Three reasons why Liverpool should drop Mario Balotelli

Harry Reardon sets out three reasons why misfiring striker Mario Balotelli should be dropped against Hull

Harry Reardon
By Harry Reardon

He’s not scoring goals, and Liverpool cannot wait for him to improve

Put bluntly, the one thing a striker really needs to do is score goals. Ruud van Nistelrooy’s lack of contribution outside the penalty area for Manchester United has been well-documented – common consensus suggests that of his 150 goals in 219 games for the club, just one was from beyond the 18-yard line – but a productivity rate like that brooks no real argument. Roberto Soldado, on the other hand, had perhaps the best game of the season from a Tottenham striker against Manchester City last Saturday; but then he missed a penalty, had another effort saved, and it was back to the bench in the Europa League in midweek. Liverpool, meanwhile, are starting to slip off the Premier League pace. They are already nine points off Chelsea – and only that close thanks to scraped victories against West Bromwich Albion and QPR – and are starting to show the signs of strain, both mentally and physically, from the Champions League exertions that they did not face last season. If Mario Balotelli had managed to scrape just two or three more goals than the one he has managed in ten appearances so far for the Reds, they would be in a healthier league position, and he could mooch around the pitch as much as he liked, as Dimitar Berbatov has done with some success before him. The Reds need goals, though, and they cannot afford to wait much longer.

There is apparent mistrust on both sides

Things hardly augured well for Balotelli from the start. Before signing the Italian, Brendan Rodgers “categorically” denied any interest in him. Then, within a month of his arrival, the Liverpool manager admitted to the media that “it was about availability and affordability of players” and that “Mario was the one right at the very end who was available for that”, describing his purchase as a “calculated risk” after “we had attempts for other strikers that didn’t materialise for one reason or another”. Hardly gushing praise for a new, multi-million pound signing; and the Northern Irishman has been at it again this week, saying: “We brought in the player to give him a chance and we will continue to do that … We will see come January what the team needs.” If there was one thing which should have been obvious from the moment Balotelli joined the Reds, it was that he would need a supportive atmosphere around the club in order to perform at his best. His manager’s lukewarm words are not conducive to that, and it is difficult to see that changing much now. If Rodgers’s public pronouncements paint a true picture of the lack of mutual trust, it is difficult to see Balotelli contributing much more in a Liverpool shirt.

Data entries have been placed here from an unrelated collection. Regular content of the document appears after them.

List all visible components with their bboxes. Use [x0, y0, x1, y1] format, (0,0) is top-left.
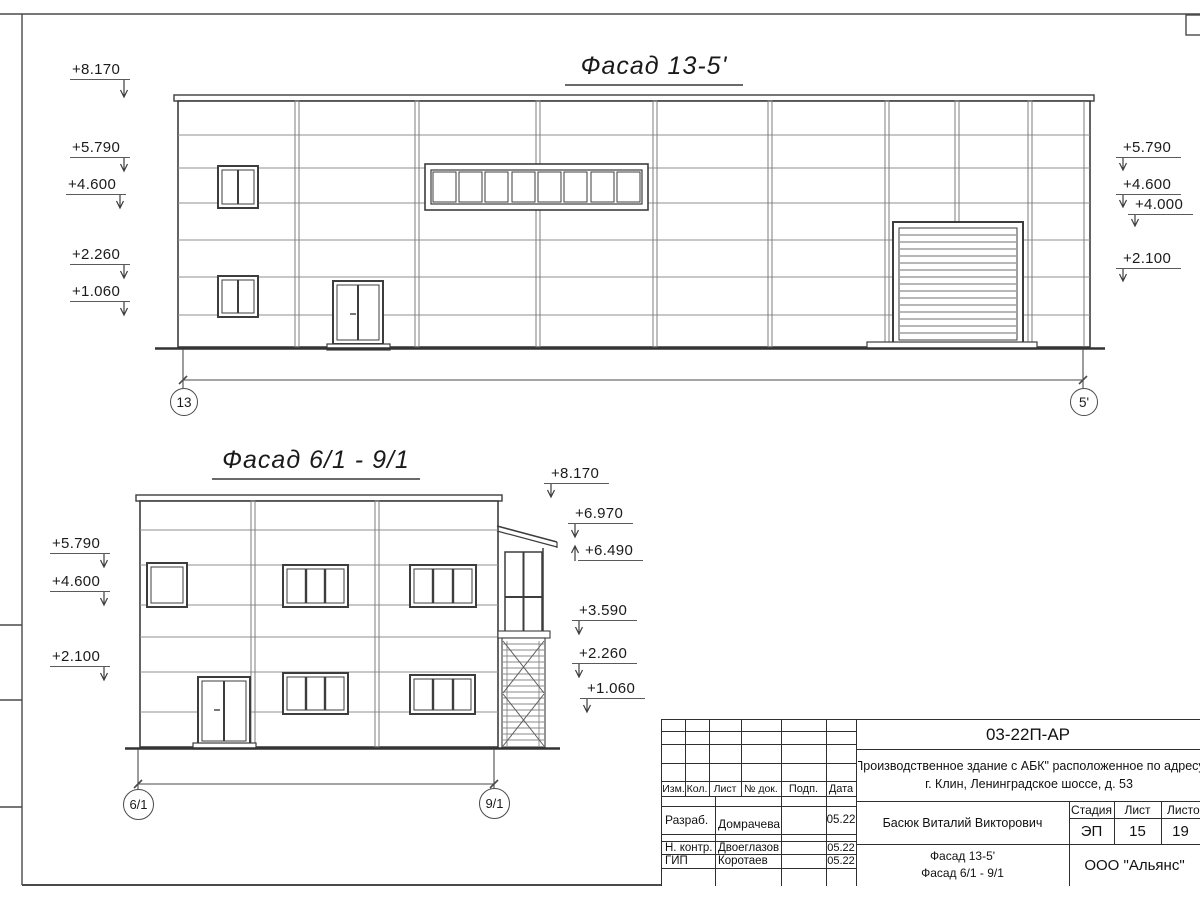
- elevation-mark: +1.060: [580, 680, 645, 699]
- elevation-mark: +5.790: [1116, 139, 1181, 158]
- elevation-mark: +6.970: [568, 505, 633, 524]
- drawing-name-line2: Фасад 6/1 - 9/1: [921, 865, 1004, 882]
- window-1pane: [147, 563, 187, 607]
- row-role: ГИП: [665, 854, 717, 868]
- elevation-mark: +5.790: [50, 535, 110, 554]
- elevation-mark: +1.060: [70, 283, 130, 302]
- drawing-name-line1: Фасад 13-5': [930, 848, 995, 865]
- ribbon-window: [425, 164, 648, 210]
- roller-gate: [867, 222, 1037, 349]
- row-date: 05.22: [826, 854, 856, 868]
- supervisor-name: Басюк Виталий Викторович: [856, 801, 1069, 844]
- sheets-label: Листов: [1167, 801, 1200, 818]
- stair-tower: [497, 526, 557, 747]
- col-header-kol: Кол.: [685, 781, 709, 796]
- row-date: 05.22: [826, 841, 856, 854]
- drawing-sheet: Фасад 13-5' Фасад 6/1 - 9/1 +8.170 +5.79…: [0, 0, 1200, 900]
- facade-13-5-drawing: [117, 80, 1139, 388]
- stage-value: ЭП: [1069, 818, 1114, 844]
- window-3pane: [410, 565, 476, 607]
- elevation-mark: +4.600: [66, 176, 126, 195]
- axis-bubble-6-1: 6/1: [123, 789, 154, 820]
- elevation-mark: +2.100: [1116, 250, 1181, 269]
- elevation-mark: +4.600: [50, 573, 110, 592]
- company-name: ООО "Альянс": [1069, 844, 1200, 886]
- elevation-mark: +4.600: [1116, 176, 1181, 195]
- row-role: Н. контр.: [665, 841, 717, 854]
- row-role: Разраб.: [665, 806, 715, 834]
- col-header-izm: Изм.: [662, 781, 685, 796]
- row-name: Коротаев: [718, 854, 782, 868]
- axis-bubble-9-1: 9/1: [479, 788, 510, 819]
- project-name-line2: г. Клин, Ленинградское шоссе, д. 53: [925, 775, 1133, 793]
- sheet-label: Лист: [1114, 801, 1161, 818]
- elevation-mark: +2.100: [50, 648, 110, 667]
- title-block: Изм. Кол. Лист № док. Подп. Дата Разраб.…: [661, 719, 1200, 886]
- col-header-data: Дата: [826, 781, 856, 796]
- axis-bubble-13: 13: [170, 388, 198, 416]
- elevation-mark: +2.260: [70, 246, 130, 265]
- window-2pane: [218, 166, 258, 208]
- facade2-title: Фасад 6/1 - 9/1: [212, 446, 420, 480]
- window-3pane: [283, 673, 348, 714]
- row-date: 05.22: [826, 806, 856, 834]
- stage-label: Стадия: [1069, 801, 1114, 818]
- project-name-line1: "Производственное здание с АБК" располож…: [858, 757, 1200, 775]
- sheets-total: 19: [1161, 818, 1200, 844]
- col-header-podp: Подп.: [781, 781, 826, 796]
- double-door: [193, 677, 256, 749]
- elevation-mark: +8.170: [70, 61, 130, 80]
- facade1-title: Фасад 13-5': [565, 52, 743, 86]
- elevation-mark: +8.170: [544, 465, 609, 484]
- elevation-mark: +6.490: [578, 542, 643, 561]
- doc-number: 03-22П-АР: [856, 720, 1200, 749]
- sheet-number: 15: [1114, 818, 1161, 844]
- facade-6-1-9-1-drawing: [101, 484, 591, 789]
- col-header-doc: № док.: [741, 781, 781, 796]
- elevation-mark: +3.590: [572, 602, 637, 621]
- elevation-mark: +5.790: [70, 139, 130, 158]
- double-door: [327, 281, 390, 350]
- window-3pane: [283, 565, 348, 607]
- elevation-mark: +2.260: [572, 645, 637, 664]
- row-name: Двоеглазов: [718, 841, 782, 854]
- elevation-mark: +4.000: [1128, 196, 1193, 215]
- axis-bubble-5: 5': [1070, 388, 1098, 416]
- window-3pane: [410, 675, 475, 714]
- row-name: Домрачева: [718, 810, 780, 838]
- window-2pane: [218, 276, 258, 317]
- col-header-list: Лист: [709, 781, 741, 796]
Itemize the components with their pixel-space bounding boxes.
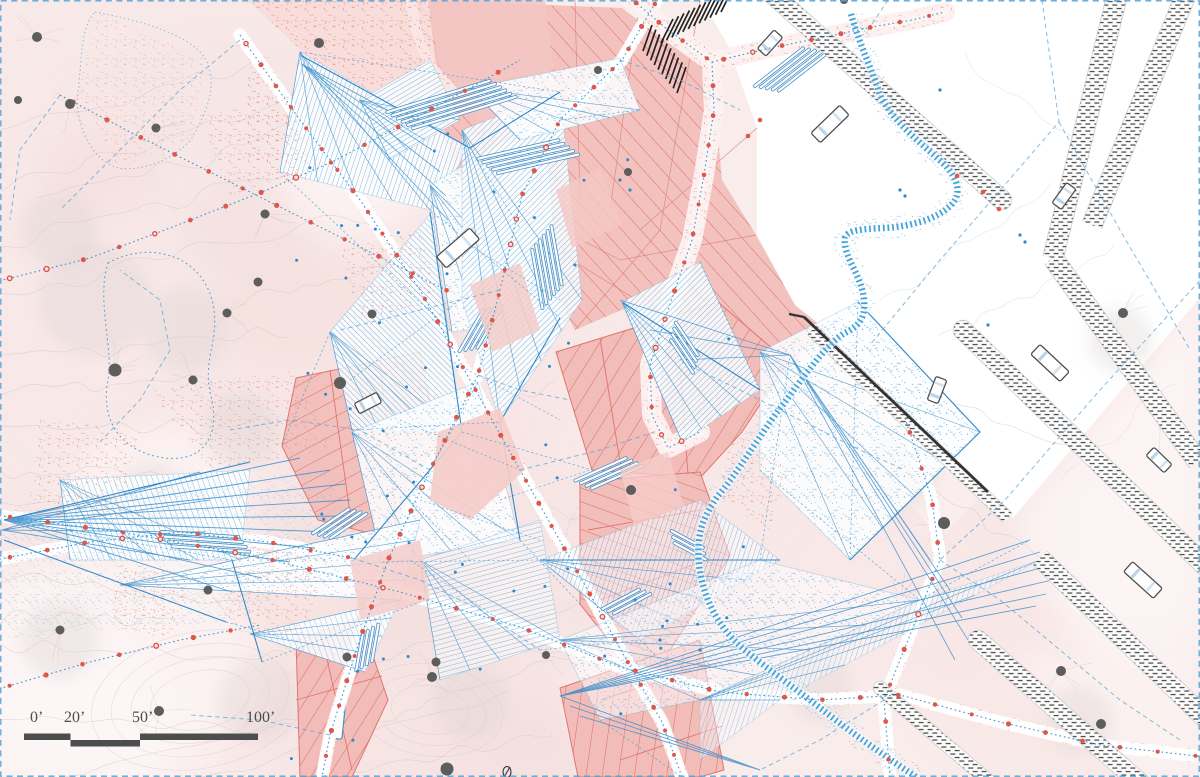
svg-text:0’: 0’ [30, 709, 43, 726]
svg-text:20’: 20’ [64, 709, 85, 726]
svg-text:100’: 100’ [246, 709, 275, 726]
svg-text:50’: 50’ [132, 709, 153, 726]
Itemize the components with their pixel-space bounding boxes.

There are options to replace him

And if Mario Balotelli does not want to play for Liverpool, there is a man waiting in the wings who certainly does. There have been royal weddings that were less public than Sunderland’s courting of Fabio Borini in the summer, but the Italian stood his ground, telling Sky Sports recently that it was always clear in his mind that he wanted to remain at Anfield and fight for his place. There are arguments that he should get it now, too. Balotelli’s international team mate did not disgrace himself on loan at the Black Cats last year, reaching double figures in goals in all competitions, and he showed enough at Roma following his departure from Chelsea to prompt Brendan Rodgers to make him his first Liverpool signing in July 2012. Borini is still only 23 – it took Daniel Sturridge that long to find his feet – while were he to be given a run in the side, he would have the benefit of playing in front of an improving Philippe Coutinho, an in-form Raheem Sterling and an increasingly settled-looking Adam Lallana. Daniel Sturridge’s ongoing injury absence is certainly a blow, but Rickie Lambert remains an option, as – at a push – does Lazar Markovic. Liverpool’s cupboard is not entirely bare.